= Tolerance Act (Sweden) =

Swedish law regarding religion

The Tolerance Act (Toleransediktet) was a Swedish law, enacted by Gustav III of Sweden 24 January 1781. It guaranteed freedom of religion and full citizen rights for all Christian immigrants and foreign residents in Sweden.

== Background ==
Since the Uppsala Synod of 1593, Lutheranism had officially been the only religion allowed in Sweden, though the foreign embassies were given dispensation, as well as other foreigners temporarily residing in the country. The Tolerance Act was introduced in line with the ideals of the Age of Enlightenment. There was also an economic motivation, namely, that religious toleration would make it easier for foreigners to work in Sweden. This was the point of view of Anders Chydenius when he presented his motion on the issue at the 1779 Riksdag. "Touched by the misfortunes of my fellow citizens and sensitive to the growth and strength of my native country, I have expressed my thoughts," he said. "The prejudices that seek to exterminate villagers by force of conscience and persecution are, thank God, long since dispelled." According to Chydenius, freedom of religion did not have to pose a threat to the Lutheran faith. He cited several examples that would have a reassuring effect: "Denmark is not Jewish, even though these unfortunate people there live in peace and visit their synagogues in public."

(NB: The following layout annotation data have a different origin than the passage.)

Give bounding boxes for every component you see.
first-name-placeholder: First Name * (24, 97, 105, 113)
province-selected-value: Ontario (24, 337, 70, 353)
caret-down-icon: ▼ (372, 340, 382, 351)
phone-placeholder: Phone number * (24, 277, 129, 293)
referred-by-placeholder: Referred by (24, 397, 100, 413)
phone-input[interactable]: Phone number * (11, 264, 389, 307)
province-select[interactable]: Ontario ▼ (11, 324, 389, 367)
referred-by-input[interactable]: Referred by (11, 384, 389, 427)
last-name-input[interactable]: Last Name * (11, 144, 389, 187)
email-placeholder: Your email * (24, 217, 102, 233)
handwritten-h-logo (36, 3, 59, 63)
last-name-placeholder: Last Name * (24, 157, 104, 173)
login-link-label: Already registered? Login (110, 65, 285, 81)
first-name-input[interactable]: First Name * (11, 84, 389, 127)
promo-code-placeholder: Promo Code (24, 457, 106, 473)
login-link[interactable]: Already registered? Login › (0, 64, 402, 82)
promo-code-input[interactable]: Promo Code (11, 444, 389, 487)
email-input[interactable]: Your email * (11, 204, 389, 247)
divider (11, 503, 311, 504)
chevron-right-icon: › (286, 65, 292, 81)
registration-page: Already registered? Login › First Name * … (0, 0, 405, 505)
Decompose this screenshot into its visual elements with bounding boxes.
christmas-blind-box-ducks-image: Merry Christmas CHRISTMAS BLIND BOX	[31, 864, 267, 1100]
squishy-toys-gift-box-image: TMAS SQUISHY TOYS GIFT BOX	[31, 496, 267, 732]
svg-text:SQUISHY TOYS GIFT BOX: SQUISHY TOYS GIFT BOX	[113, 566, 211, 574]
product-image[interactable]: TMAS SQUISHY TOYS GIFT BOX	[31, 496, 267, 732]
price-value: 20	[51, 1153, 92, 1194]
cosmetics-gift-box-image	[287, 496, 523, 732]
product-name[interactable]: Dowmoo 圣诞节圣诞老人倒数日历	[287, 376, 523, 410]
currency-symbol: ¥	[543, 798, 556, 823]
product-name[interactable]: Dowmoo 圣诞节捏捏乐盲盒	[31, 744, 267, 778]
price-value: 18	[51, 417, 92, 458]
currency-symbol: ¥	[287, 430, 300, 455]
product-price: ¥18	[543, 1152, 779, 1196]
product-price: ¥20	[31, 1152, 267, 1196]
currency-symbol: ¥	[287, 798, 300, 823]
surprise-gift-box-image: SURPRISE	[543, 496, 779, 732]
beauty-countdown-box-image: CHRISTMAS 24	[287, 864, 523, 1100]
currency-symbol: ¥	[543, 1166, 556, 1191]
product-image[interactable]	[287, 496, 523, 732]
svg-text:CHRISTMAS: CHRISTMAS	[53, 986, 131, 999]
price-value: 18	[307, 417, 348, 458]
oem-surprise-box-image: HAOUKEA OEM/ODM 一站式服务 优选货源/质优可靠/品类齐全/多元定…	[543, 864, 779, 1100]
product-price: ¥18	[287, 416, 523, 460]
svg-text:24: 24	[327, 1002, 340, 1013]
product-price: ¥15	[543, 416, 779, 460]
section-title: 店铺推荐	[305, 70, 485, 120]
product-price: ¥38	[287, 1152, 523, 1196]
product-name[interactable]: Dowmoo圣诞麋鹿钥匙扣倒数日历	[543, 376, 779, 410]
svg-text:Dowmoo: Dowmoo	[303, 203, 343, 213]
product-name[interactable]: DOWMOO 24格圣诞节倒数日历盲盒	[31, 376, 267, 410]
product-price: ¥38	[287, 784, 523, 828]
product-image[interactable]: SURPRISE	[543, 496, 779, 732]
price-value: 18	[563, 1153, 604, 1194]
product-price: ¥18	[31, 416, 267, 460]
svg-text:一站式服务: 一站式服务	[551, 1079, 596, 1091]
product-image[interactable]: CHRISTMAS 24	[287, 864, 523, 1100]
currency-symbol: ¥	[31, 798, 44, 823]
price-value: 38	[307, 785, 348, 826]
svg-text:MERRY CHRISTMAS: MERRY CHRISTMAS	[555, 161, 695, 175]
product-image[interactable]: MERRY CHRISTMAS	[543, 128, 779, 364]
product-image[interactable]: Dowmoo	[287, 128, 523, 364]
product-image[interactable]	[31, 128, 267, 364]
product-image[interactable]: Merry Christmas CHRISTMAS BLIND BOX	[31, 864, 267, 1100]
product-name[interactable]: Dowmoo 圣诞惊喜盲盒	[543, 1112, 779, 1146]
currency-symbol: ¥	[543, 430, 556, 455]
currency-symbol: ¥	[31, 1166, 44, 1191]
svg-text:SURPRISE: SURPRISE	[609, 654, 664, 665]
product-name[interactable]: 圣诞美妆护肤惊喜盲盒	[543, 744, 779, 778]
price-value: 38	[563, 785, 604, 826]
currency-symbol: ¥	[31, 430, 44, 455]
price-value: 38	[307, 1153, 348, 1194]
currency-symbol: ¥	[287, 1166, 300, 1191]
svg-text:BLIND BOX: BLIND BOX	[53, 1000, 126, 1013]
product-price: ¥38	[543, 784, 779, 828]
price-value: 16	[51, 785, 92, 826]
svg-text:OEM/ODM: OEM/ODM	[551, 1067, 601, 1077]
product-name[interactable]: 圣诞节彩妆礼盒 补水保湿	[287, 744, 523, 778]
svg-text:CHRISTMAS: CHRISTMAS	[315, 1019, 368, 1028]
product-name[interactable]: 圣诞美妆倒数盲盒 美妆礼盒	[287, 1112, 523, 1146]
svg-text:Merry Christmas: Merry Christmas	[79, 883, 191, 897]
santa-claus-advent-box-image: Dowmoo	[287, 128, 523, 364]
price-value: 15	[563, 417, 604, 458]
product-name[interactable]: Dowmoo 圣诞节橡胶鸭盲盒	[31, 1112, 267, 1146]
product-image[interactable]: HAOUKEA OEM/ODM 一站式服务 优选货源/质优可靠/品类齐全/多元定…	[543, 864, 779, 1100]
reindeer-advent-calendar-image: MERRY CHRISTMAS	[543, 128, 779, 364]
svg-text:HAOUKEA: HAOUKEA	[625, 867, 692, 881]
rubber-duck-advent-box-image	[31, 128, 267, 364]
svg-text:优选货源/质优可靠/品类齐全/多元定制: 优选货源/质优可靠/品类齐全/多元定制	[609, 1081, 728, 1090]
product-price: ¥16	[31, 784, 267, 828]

The clergy rejected the proposal at the Riksdag of the Estates, but the issue was settled by the approval of the other three estates.

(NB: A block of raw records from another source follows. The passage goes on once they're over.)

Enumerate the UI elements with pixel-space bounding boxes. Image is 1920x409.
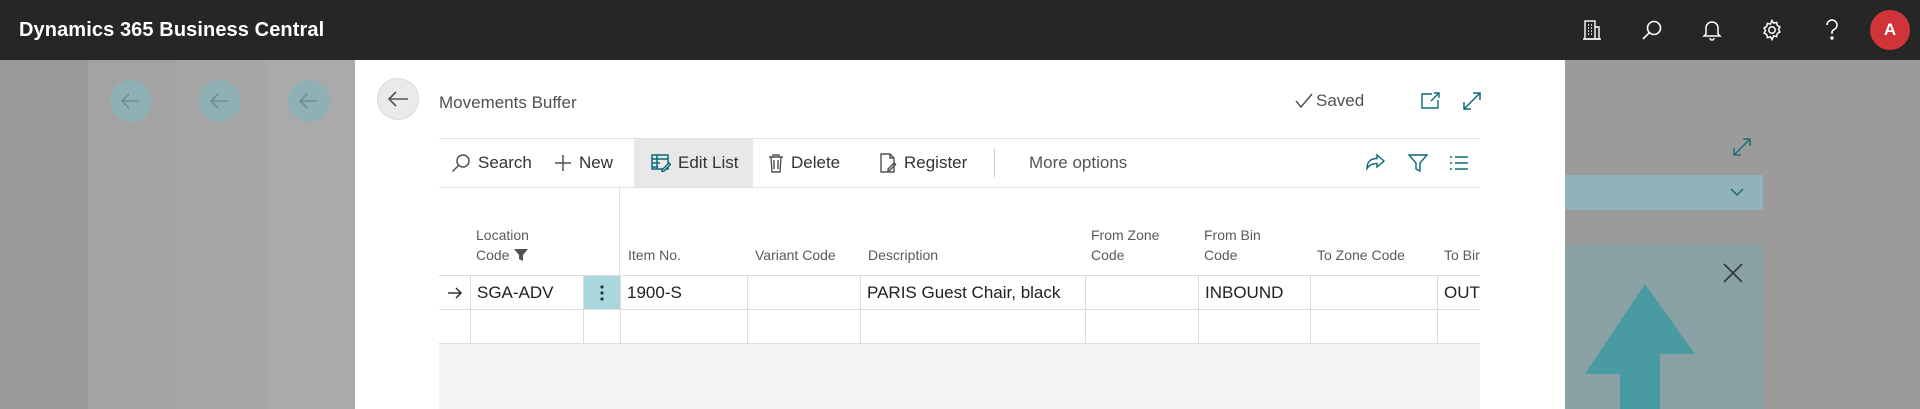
column-description[interactable]: Description	[868, 245, 938, 265]
empty-cell-description[interactable]	[860, 310, 1085, 343]
search-label: Search	[478, 153, 532, 172]
app-title[interactable]: Dynamics 365 Business Central	[19, 19, 324, 42]
search-icon	[451, 154, 470, 173]
cell-location-code[interactable]: SGA-ADV	[470, 276, 583, 309]
column-from-bin-code-line1: From Bin	[1204, 227, 1261, 243]
page-title: Movements Buffer	[439, 93, 577, 112]
row-indicator-icon	[439, 276, 470, 309]
chevron-down-icon	[1730, 188, 1744, 197]
action-bar-separator	[994, 149, 995, 177]
background-back-button-1	[110, 80, 152, 122]
gear-icon[interactable]	[1742, 0, 1802, 60]
column-item-no[interactable]: Item No.	[628, 245, 681, 265]
background-back-button-2	[199, 80, 241, 122]
background-panel	[1565, 244, 1763, 409]
empty-cell-location-code[interactable]	[470, 310, 583, 343]
delete-label: Delete	[791, 153, 841, 172]
column-from-zone-code-line1: From Zone	[1091, 227, 1160, 243]
filter-icon[interactable]	[1408, 139, 1435, 187]
column-from-bin-code[interactable]: From Bin Code	[1204, 225, 1261, 265]
app-bar: Dynamics 365 Business Central A	[0, 0, 1920, 60]
empty-cell-item-no[interactable]	[620, 310, 747, 343]
new-button[interactable]: New	[554, 139, 613, 187]
plus-icon	[555, 155, 571, 171]
empty-cell-from-bin-code[interactable]	[1198, 310, 1310, 343]
delete-button[interactable]: Delete	[768, 139, 840, 187]
movements-grid: Location Code Item No. Variant Code Desc…	[439, 188, 1480, 409]
empty-cell-variant-code[interactable]	[747, 310, 860, 343]
search-icon[interactable]	[1622, 0, 1682, 60]
open-in-new-window-icon[interactable]	[1417, 88, 1443, 114]
help-icon[interactable]	[1802, 0, 1862, 60]
background-strip	[1565, 175, 1763, 210]
checkmark-icon	[1295, 93, 1313, 109]
trash-icon	[769, 154, 783, 173]
empty-cell-menu	[583, 310, 620, 343]
empty-cell-to-zone-code[interactable]	[1310, 310, 1437, 343]
header-divider	[619, 188, 620, 275]
grid-bottom-border	[439, 343, 1480, 344]
cell-to-zone-code[interactable]	[1310, 276, 1437, 309]
expand-icon[interactable]	[1459, 88, 1485, 114]
column-location-code-line1: Location	[476, 227, 529, 243]
column-to-bin-code[interactable]: To Bin	[1444, 245, 1480, 265]
cell-from-zone-code[interactable]	[1085, 276, 1198, 309]
empty-cell-to-bin-code[interactable]	[1437, 310, 1480, 343]
more-vertical-icon	[600, 284, 604, 301]
cell-to-bin-code[interactable]: OUTBOUND	[1437, 276, 1480, 309]
share-icon[interactable]	[1364, 139, 1393, 187]
filter-applied-icon	[514, 249, 529, 261]
cell-description[interactable]: PARIS Guest Chair, black	[860, 276, 1085, 309]
background-back-button-3	[288, 80, 330, 122]
back-button[interactable]	[377, 78, 419, 120]
saved-label: Saved	[1316, 91, 1365, 110]
register-button[interactable]: Register	[879, 139, 967, 187]
bell-icon[interactable]	[1682, 0, 1742, 60]
office-building-icon[interactable]	[1562, 0, 1622, 60]
search-button[interactable]: Search	[451, 139, 532, 187]
column-to-zone-code[interactable]: To Zone Code	[1317, 245, 1405, 265]
table-row-empty[interactable]	[439, 309, 1480, 343]
new-label: New	[579, 153, 614, 172]
arrow-illustration	[1585, 284, 1695, 409]
column-location-code[interactable]: Location Code	[476, 225, 529, 265]
column-variant-code[interactable]: Variant Code	[755, 245, 836, 265]
column-location-code-line2: Code	[476, 247, 510, 263]
avatar[interactable]: A	[1870, 10, 1910, 50]
register-icon	[880, 153, 897, 173]
cell-variant-code[interactable]	[747, 276, 860, 309]
app-bar-icons: A	[1562, 0, 1920, 60]
column-from-zone-code-line2: Code	[1091, 247, 1125, 263]
movements-buffer-dialog: Movements Buffer Saved Search New Edit L…	[355, 60, 1565, 409]
empty-row-indicator	[439, 310, 470, 343]
expand-icon	[1733, 138, 1751, 156]
empty-cell-from-zone-code[interactable]	[1085, 310, 1198, 343]
close-icon	[1723, 263, 1743, 283]
column-from-bin-code-line2: Code	[1204, 247, 1238, 263]
more-options-button[interactable]: More options	[1029, 139, 1127, 187]
edit-list-label: Edit List	[678, 153, 739, 172]
saved-status: Saved	[1295, 91, 1364, 111]
edit-list-button[interactable]: Edit List	[634, 139, 753, 187]
register-label: Register	[904, 153, 968, 172]
cell-item-no[interactable]: 1900-S	[620, 276, 747, 309]
list-view-icon[interactable]	[1449, 139, 1476, 187]
more-options-label: More options	[1029, 153, 1128, 172]
row-menu-button[interactable]	[583, 276, 620, 309]
edit-list-icon	[651, 154, 671, 172]
action-bar: Search New Edit List Delete Register Mor…	[439, 138, 1480, 188]
column-from-zone-code[interactable]: From Zone Code	[1091, 225, 1159, 265]
arrow-left-icon	[387, 91, 408, 107]
grid-header: Location Code Item No. Variant Code Desc…	[439, 188, 1480, 275]
cell-from-bin-code[interactable]: INBOUND	[1198, 276, 1310, 309]
table-row[interactable]: SGA-ADV 1900-S PARIS Guest Chair, black …	[439, 275, 1480, 309]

According to the act, Christian immigrants were to have free and unrestricted religious practice and civil, but not full political, rights. They were also guaranteed the right to bring up their children in their faith. However, the immigrants were denied access to state offices and parliamentary rights. Nor were they allowed to hold public processions, establish public schools or monasteries, or engage in any kind of proselytizing. No monks were allowed to enter the country, "of whatever religion or sect they may be".

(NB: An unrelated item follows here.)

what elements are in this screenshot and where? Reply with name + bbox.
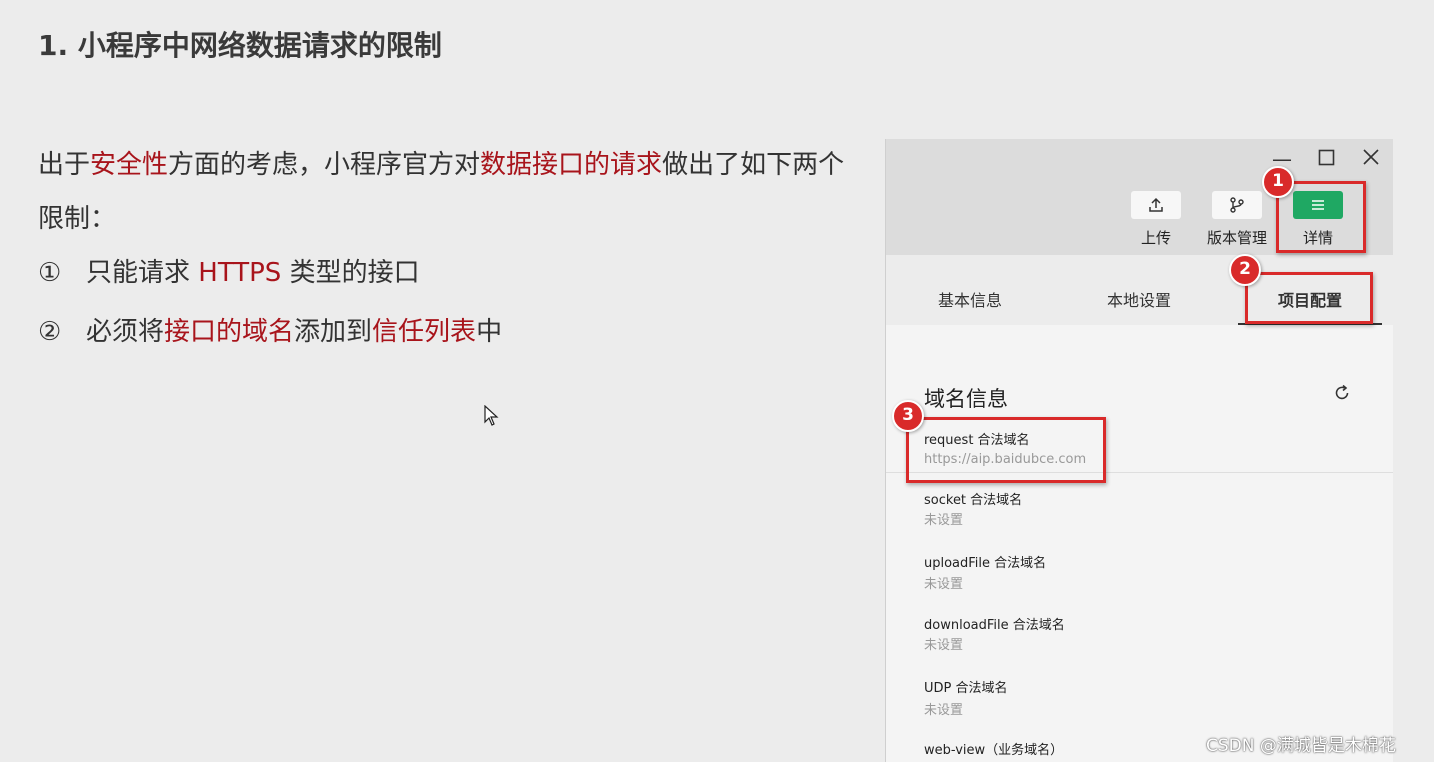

Anyone who insulted the worship of foreigners or blasphemed their doctrines and practices was to be punished with a fine. If the priests of the state church were called upon to visit ill immigrants, they were not allowed to trouble their consciences with religious disputes and controversies.

The new law earned Gustav III a letter of thanksgiving from Pope Pius VI, and the king responded by expressing his joy at having won the approval of such an enlightened ruler.

The act was followed in 1782 by the Judereglementet ('The Jewish Regulations'), which guaranteed freedom of religion specifically for Jewish immigrants. This legislation was a step toward full freedom of religion in Sweden. However, it only applied to immigrants and foreigners, while the Lutheran Swedish citizens were still restricted in their practice of religion by the Conventicle Act (konventikelplakatet).

The Tolerance Act was replaced by the Dissenter Acts from 1860 and 1873, which made it legal for a Swedish citizen to leave the established Lutheran church and join another officially recognised denomination, but conversion to one of the so-called foreign religious communities was still hedged about by strong restrictions.

Similar reforms were made elsewhere in Enlightenment Europe, such as the Patent of Toleration in 1781 in Joseph II's Austria, and were a fundamental idea in the United States Constitution. However, the Declaration of Indulgence in 1672 and the Toleration Act in 1689 in England had a different background.

The Conventicle Act remained in place for native Swedes until 1858, which completely restricted their freedom of worship outside of that of the Church of Sweden, whose status was regulated by law as a state church. The final act was the law of 1951, which allowed for complete freedom of conscience by allowing citizens to renounce or abandon one religious confession without replacing it with another, thereby formally also legalizing atheism.